Most buy-to-let purchases in London and South east

Michael Lloyd

April 17, 2018

Two in five (38%) buy-to-let purchases from over-50 year olds were in London and the South East between 2015 and 2017, buy to let broker firm Commercial Trust found.

Averaged over the three years, the South East (19.14%) was marginally ahead of London (18.95%) for overall market share for this age demographic.

This may be attributed to greater consistency in the South East, which was sustained during 2017, when London saw a sharp fall in purchase activity.

East Anglia proved the third most popular area for investment (12.20%) over the three-year period, closely followed by the South West (11.07%).

The data suggests that London and the South East retain plenty of allure for prospective private rental sector investors, who have the available capital to complete a purchase in these regions.

Paul Brett, managing director, intermediaries at Landbay, said: “I don’t see them particularly as hotspots but there is still landlords out there looking at the longer term investment opportunity rather than the short-term.

“So many will have their grown up children as direct shareholders in limited companies because it’s a potential option when it comes to tax strategies too so if there’s any growth it’s because of that. Also Brexit is deterring many non UK internationals purchasing in London.”

A report from Retirement Advantage in 2017 suggested that one in ten people aged 50 or over, is likely to invest in property post-retirement.

With the unpredictability of annuity rates, greater freedom with how to spend their pensions and many lenders willing to accept pension income as a source of affordability, many over 50s perceive property to be a suitable alternative way to fund their retirement.

Investment in buy-to-let property can offer the prospect of capital growth, while a regular rental income may help to boost retirement income.

A third of lenders set the maximum age at which you can apply at between 64 and 69 years old  and two-thirds set their maximum at between 70 and 80 years of age.

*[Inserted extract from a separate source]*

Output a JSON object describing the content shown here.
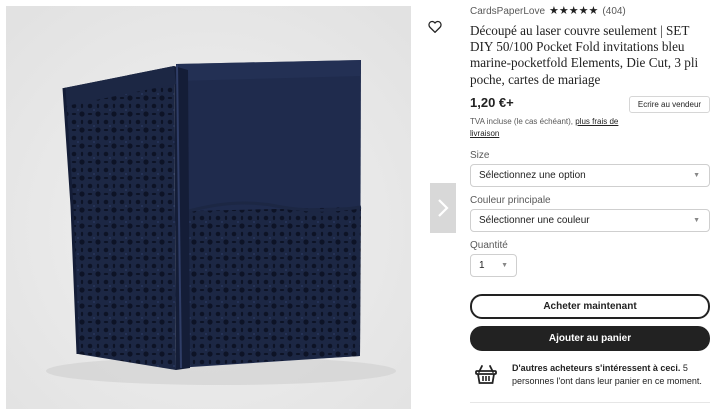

The bulk of lenders require a buy to let mortgage loan to be repaid by a maximum age of 80 or 85 years-old. Exceptions to this are hard to find, however, it is possible in one instance to borrow up to age 105 and with another lender, to the grand age of 110 years-old, while one lender sets no maximum.

Whilst some lenders will set no minimum income requirement, others may set a threshold, often £25,000 per year, before even contemplating rental income.

Landlords that are over the retirement age when applying to fund further buy to let investment, with an SA302 form to prove your existing rental income, you may not be classed as retired in the eyes of the lender.